Venezuela: Rupturas na narrativa

por Thierry Deronne

Em 2 de agosto pouco depois de uma forte mobilização cidadã que se manifestou pela eleição da Assembleia Constituinte, os venezuelanos puderam ver na Globovision (uma das televisões privadas maioritárias do país) Henry Ramos Allup, um dos mais beligerantes líderes da oposição declarar: “decidimos participar nas eleições regionais, na dos presidentes de câmara e nas presidenciais”. [1] Um sector importante da direita demarca-se assim publicamente das violências da extrema-direita de Leopoldo Lopez e admite publicamente a validade do Centro Nacional Eleitoral (CNE), que até à pouco denegria como instrumento chavista. Legitimar o retorno à via democrática preconizado pelo presidente Maduro? A “história contada” a toda a hora, destilada todos os dias, por todos os meios e que em consequência a quase totalidade dos cidadãos ocidentais acreditam, começa a rodar no vazio.

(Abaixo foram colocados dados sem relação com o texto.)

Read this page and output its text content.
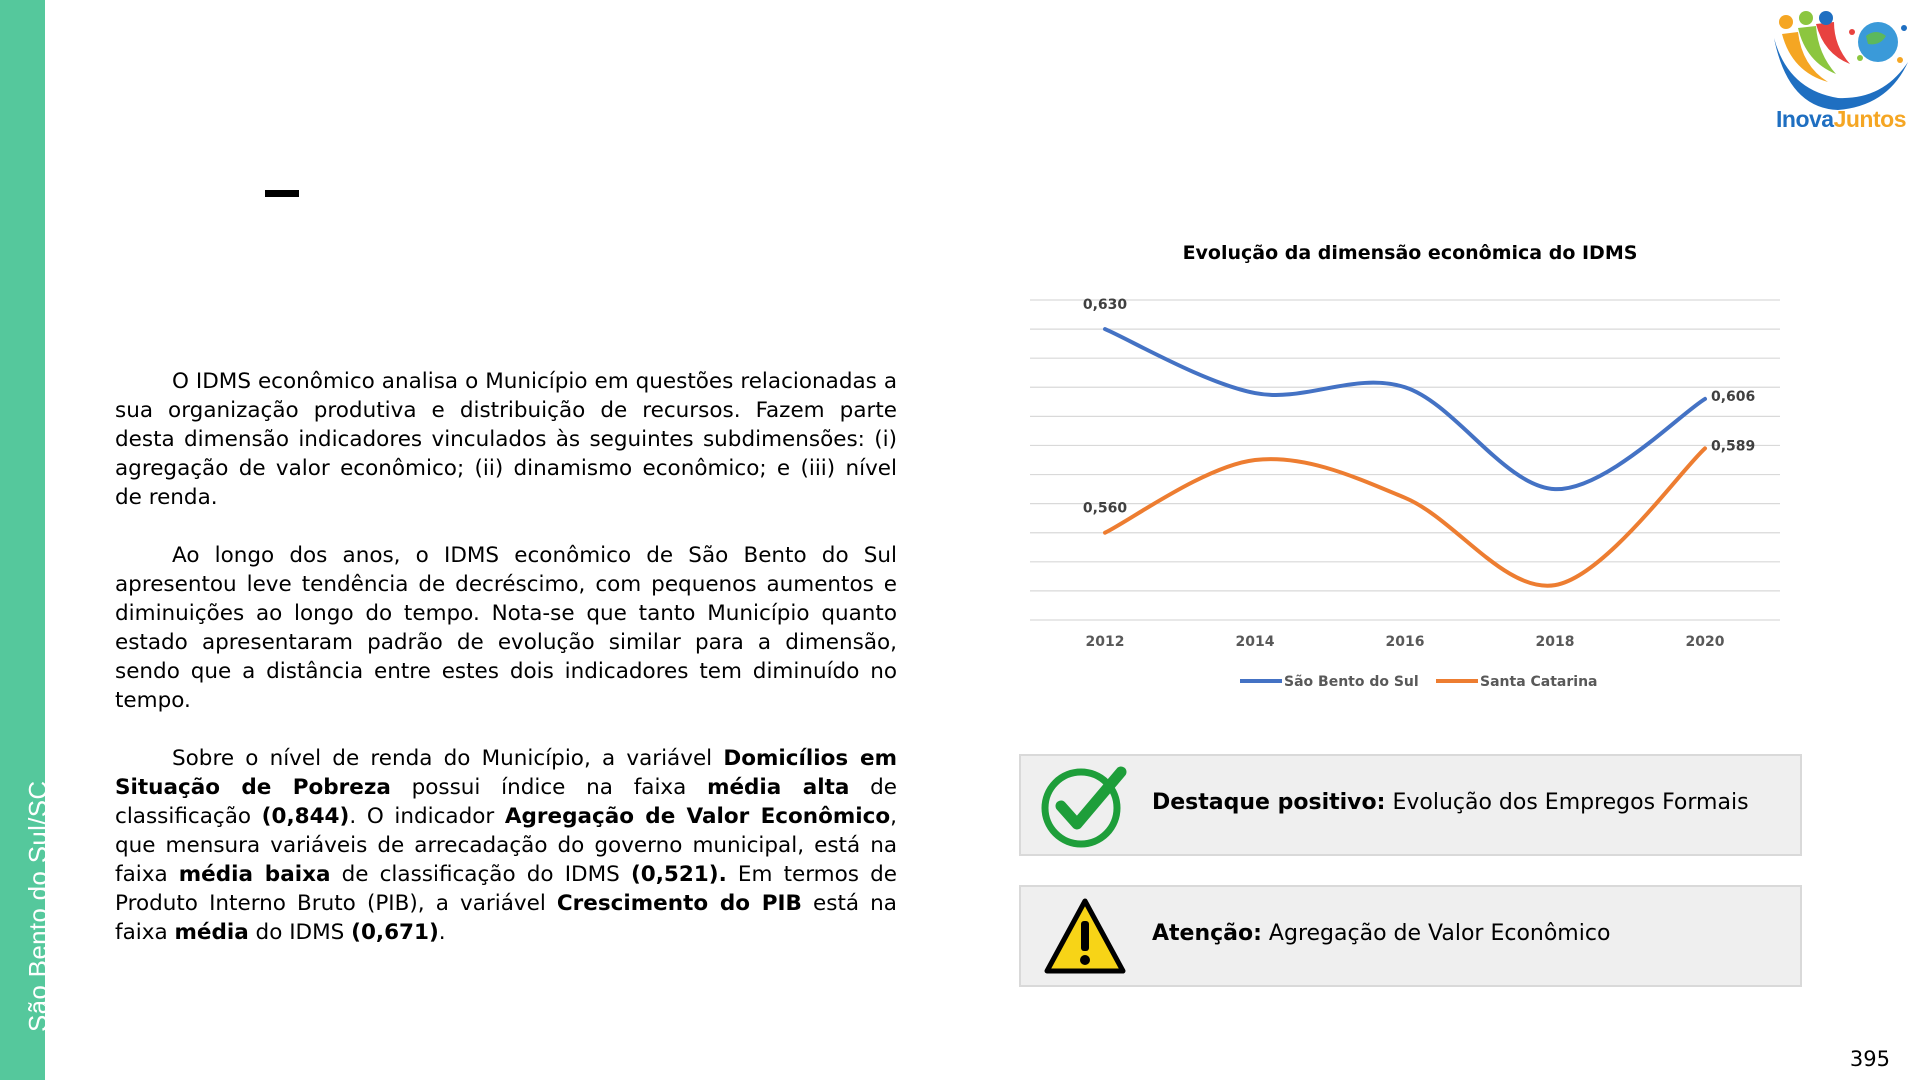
São Bento do Sul/SC
InovaJuntos

O IDMS econômico analisa o Município em questões relacionadas a sua organização produtiva e distribuição de recursos. Fazem parte desta dimensão indicadores vinculados às seguintes subdimensões: (i) agregação de valor econômico; (ii) dinamismo econômico; e (iii) nível de renda.

Ao longo dos anos, o IDMS econômico de São Bento do Sul apresentou leve tendência de decréscimo, com pequenos aumentos e diminuições ao longo do tempo. Nota-se que tanto Município quanto estado apresentaram padrão de evolução similar para a dimensão, sendo que a distância entre estes dois indicadores tem diminuído no tempo.

Sobre o nível de renda do Município, a variável Domicílios em Situação de Pobreza possui índice na faixa média alta de classificação (0,844). O indicador Agregação de Valor Econômico, que mensura variáveis de arrecadação do governo municipal, está na faixa média baixa de classificação do IDMS (0,521). Em termos de Produto Interno Bruto (PIB), a variável Crescimento do PIB está na faixa média do IDMS (0,671).

Evolução da dimensão econômica do IDMS
2012	2014	2016	2018	2020
0,630
0,606
0,560
0,589
São Bento do Sul	Santa Catarina
Destaque positivo: Evolução dos Empregos Formais
Atenção: Agregação de Valor Econômico
395
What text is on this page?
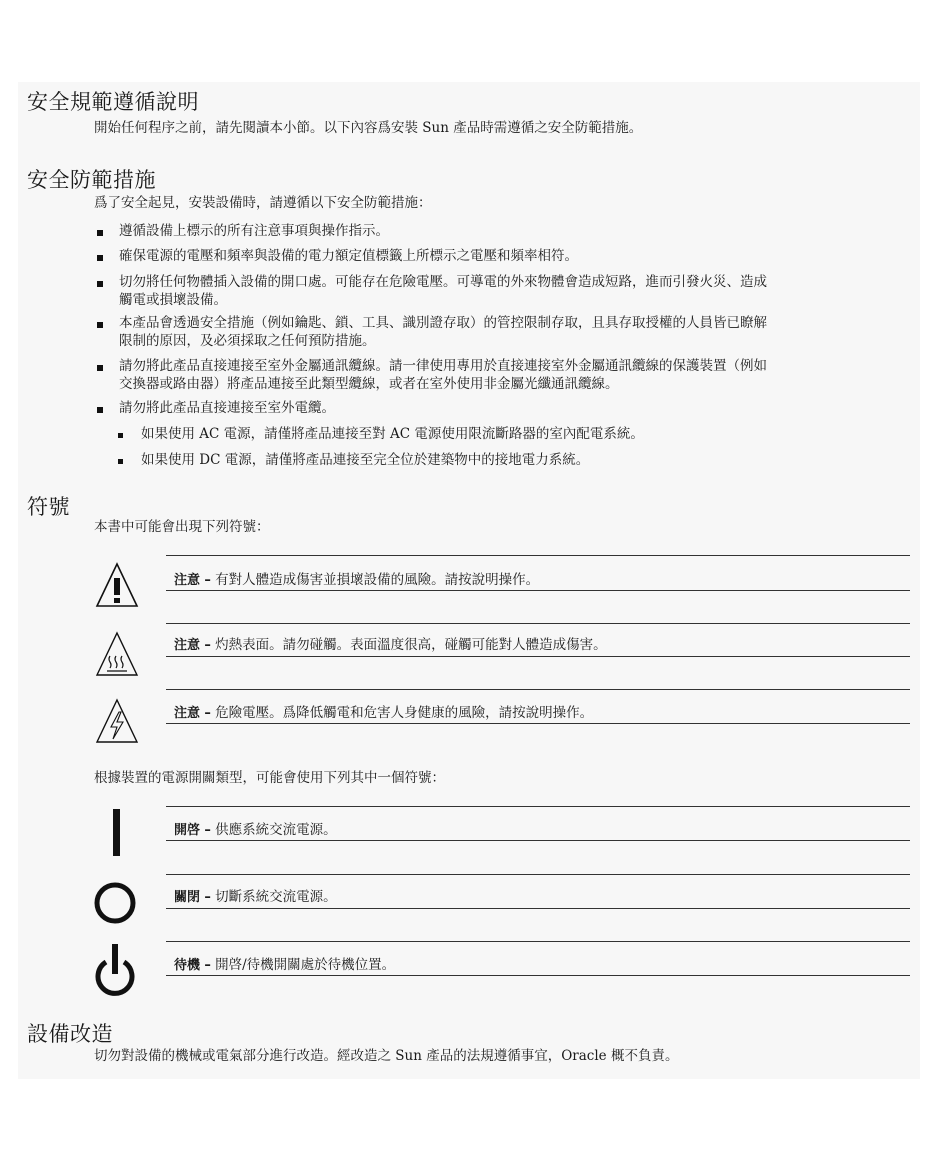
安全規範遵循說明
開始任何程序之前，請先閱讀本小節。以下內容爲安裝 Sun 產品時需遵循之安全防範措施。
安全防範措施
爲了安全起見，安裝設備時，請遵循以下安全防範措施：
遵循設備上標示的所有注意事項與操作指示。
確保電源的電壓和頻率與設備的電力額定值標籤上所標示之電壓和頻率相符。
切勿將任何物體插入設備的開口處。可能存在危險電壓。可導電的外來物體會造成短路，進而引發火災、造成
觸電或損壞設備。
本產品會透過安全措施（例如鑰匙、鎖、工具、識別證存取）的管控限制存取，且具存取授權的人員皆已瞭解
限制的原因，及必須採取之任何預防措施。
請勿將此產品直接連接至室外金屬通訊纜線。請一律使用專用於直接連接室外金屬通訊纜線的保護裝置（例如
交換器或路由器）將產品連接至此類型纜線，或者在室外使用非金屬光纖通訊纜線。
請勿將此產品直接連接至室外電纜。
如果使用 AC 電源，請僅將產品連接至對 AC 電源使用限流斷路器的室內配電系統。
如果使用 DC 電源，請僅將產品連接至完全位於建築物中的接地電力系統。
符號
本書中可能會出現下列符號：
注意 – 有對人體造成傷害並損壞設備的風險。請按說明操作。
注意 – 灼熱表面。請勿碰觸。表面溫度很高，碰觸可能對人體造成傷害。
注意 – 危險電壓。爲降低觸電和危害人身健康的風險，請按說明操作。
根據裝置的電源開關類型，可能會使用下列其中一個符號：
開啓 – 供應系統交流電源。
關閉 – 切斷系統交流電源。
待機 – 開啓/待機開關處於待機位置。
設備改造
切勿對設備的機械或電氣部分進行改造。經改造之 Sun 產品的法規遵循事宜，Oracle 概不負責。
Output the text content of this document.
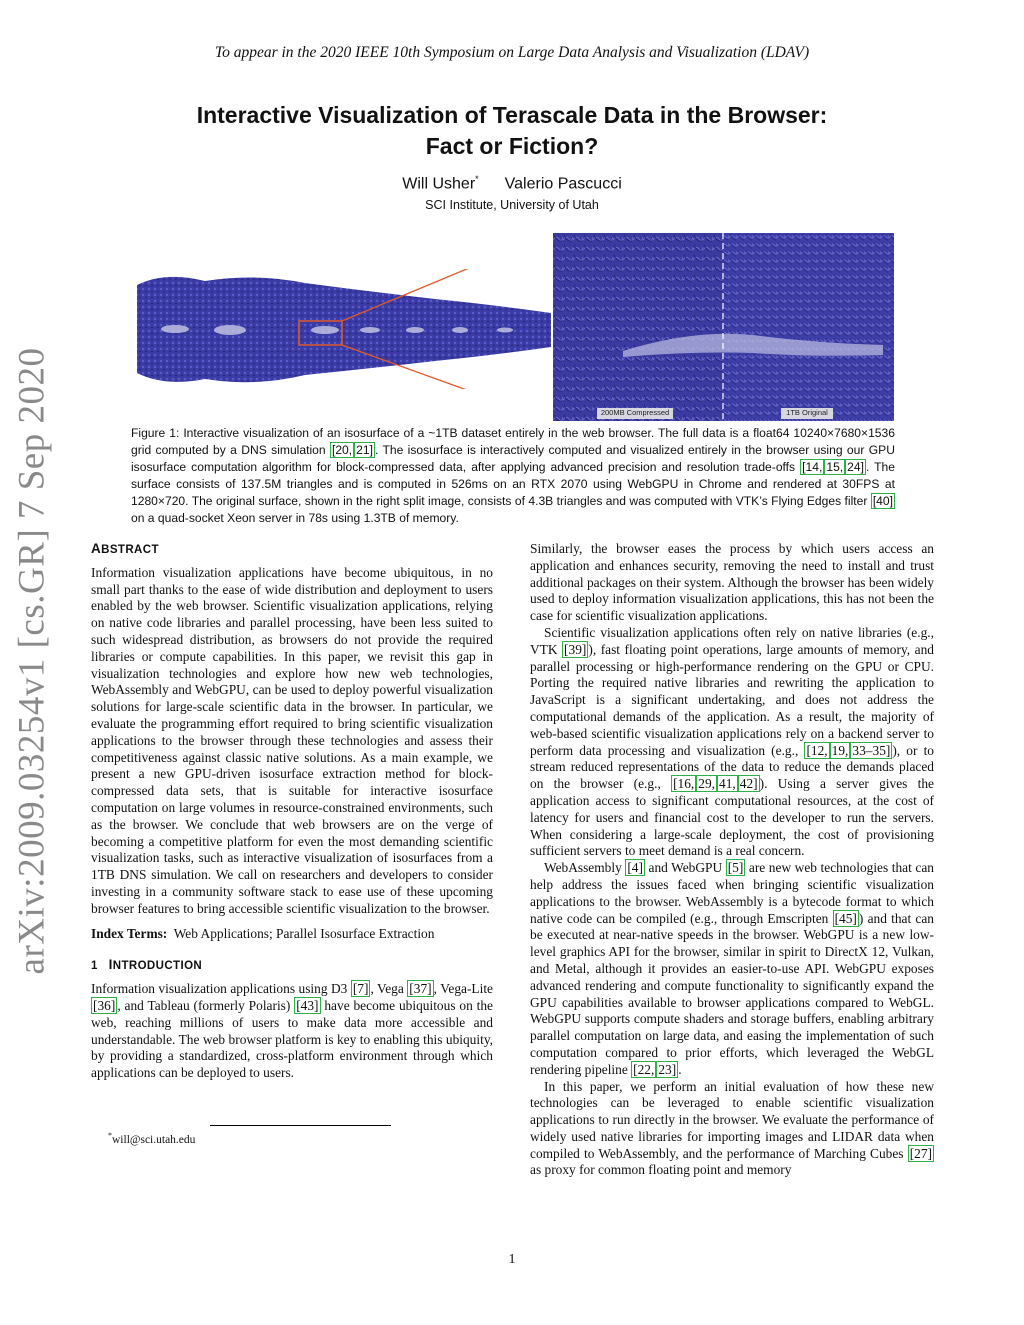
To appear in the 2020 IEEE 10th Symposium on Large Data Analysis and Visualization (LDAV)
Interactive Visualization of Terascale Data in the Browser:
Fact or Fiction?
Will Usher* Valerio Pascucci
SCI Institute, University of Utah
arXiv:2009.03254v1 [cs.GR] 7 Sep 2020	200MB Compressed	1TB Original
Figure 1: Interactive visualization of an isosurface of a ~1TB dataset entirely in the web browser. The full data is a float64 10240×7680×1536 grid computed by a DNS simulation [20, 21] . The isosurface is interactively computed and visualized entirely in the browser using our GPU isosurface computation algorithm for block-compressed data, after applying advanced precision and resolution trade-offs [14, 15, 24] . The surface consists of 137.5M triangles and is computed in 526ms on an RTX 2070 using WebGPU in Chrome and rendered at 30FPS at 1280×720. The original surface, shown in the right split image, consists of 4.3B triangles and was computed with VTK’s Flying Edges filter [40] on a quad-socket Xeon server in 78s using 1.3TB of memory.
ABSTRACT

Information visualization applications have become ubiquitous, in no small part thanks to the ease of wide distribution and deployment to users enabled by the web browser. Scientific visualization applications, relying on native code libraries and parallel processing, have been less suited to such widespread distribution, as browsers do not provide the required libraries or compute capabilities. In this paper, we revisit this gap in visualization technologies and explore how new web technologies, WebAssembly and WebGPU, can be used to deploy powerful visualization solutions for large-scale scientific data in the browser. In particular, we evaluate the programming effort required to bring scientific visualization applications to the browser through these technologies and assess their competitiveness against classic native solutions. As a main example, we present a new GPU-driven isosurface extraction method for block-compressed data sets, that is suitable for interactive isosurface computation on large volumes in resource-constrained environments, such as the browser. We conclude that web browsers are on the verge of becoming a competitive platform for even the most demanding scientific visualization tasks, such as interactive visualization of isosurfaces from a 1TB DNS simulation. We call on researchers and developers to consider investing in a community software stack to ease use of these upcoming browser features to bring accessible scientific visualization to the browser.

Index Terms: Web Applications; Parallel Isosurface Extraction

1 INTRODUCTION

Information visualization applications using D3 [7] , Vega [37] , Vega-Lite [36] , and Tableau (formerly Polaris) [43] have become ubiquitous on the web, reaching millions of users to make data more accessible and understandable. The web browser platform is key to enabling this ubiquity, by providing a standardized, cross-platform environment through which applications can be deployed to users.

*will@sci.utah.edu

Similarly, the browser eases the process by which users access an application and enhances security, removing the need to install and trust additional packages on their system. Although the browser has been widely used to deploy information visualization applications, this has not been the case for scientific visualization applications.

Scientific visualization applications often rely on native libraries (e.g., VTK [39] ), fast floating point operations, large amounts of memory, and parallel processing or high-performance rendering on the GPU or CPU. Porting the required native libraries and rewriting the application to JavaScript is a significant undertaking, and does not address the computational demands of the application. As a result, the majority of web-based scientific visualization applications rely on a backend server to perform data processing and visualization (e.g., [12, 19, 33–35] ), or to stream reduced representations of the data to reduce the demands placed on the browser (e.g., [16, 29, 41, 42] ). Using a server gives the application access to significant computational resources, at the cost of latency for users and financial cost to the developer to run the servers. When considering a large-scale deployment, the cost of provisioning sufficient servers to meet demand is a real concern.

WebAssembly [4] and WebGPU [5] are new web technologies that can help address the issues faced when bringing scientific visualization applications to the browser. WebAssembly is a bytecode format to which native code can be compiled (e.g., through Emscripten [45] ) and that can be executed at near-native speeds in the browser. WebGPU is a new low-level graphics API for the browser, similar in spirit to DirectX 12, Vulkan, and Metal, although it provides an easier-to-use API. WebGPU exposes advanced rendering and compute functionality to significantly expand the GPU capabilities available to browser applications compared to WebGL. WebGPU supports compute shaders and storage buffers, enabling arbitrary parallel computation on large data, and easing the implementation of such computation compared to prior efforts, which leveraged the WebGL rendering pipeline [22, 23] .

In this paper, we perform an initial evaluation of how these new technologies can be leveraged to enable scientific visualization applications to run directly in the browser. We evaluate the performance of widely used native libraries for importing images and LIDAR data when compiled to WebAssembly, and the performance of Marching Cubes [27] as proxy for common floating point and memory

1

Quanto mais tempo passa, mais o mamute da concentração mundial dos media tem dificuldades em impedir a difusão de elementos que lhe escapam. A imagem de uma guerra civil ou de uma oposição democrática em luta contra um regime repressivo já não se mantém. Sabe-se que a maioria das vítimas foi causada pelas violências da extrema-direita [2] , que esta violência está confinada a alguns por cento do território – zonas ricas ou paramilitarizadas (municípios de direita e fronteira com a Colômbia) – que a grande maioria vive em paz e rejeita estas violências, incluindo eleitores de direita [3] . O “regime” (na realidade um governo eleito) prendeu e julgou rapidamente os membros das forças da ordem que fizeram uso de força de excessiva [4] .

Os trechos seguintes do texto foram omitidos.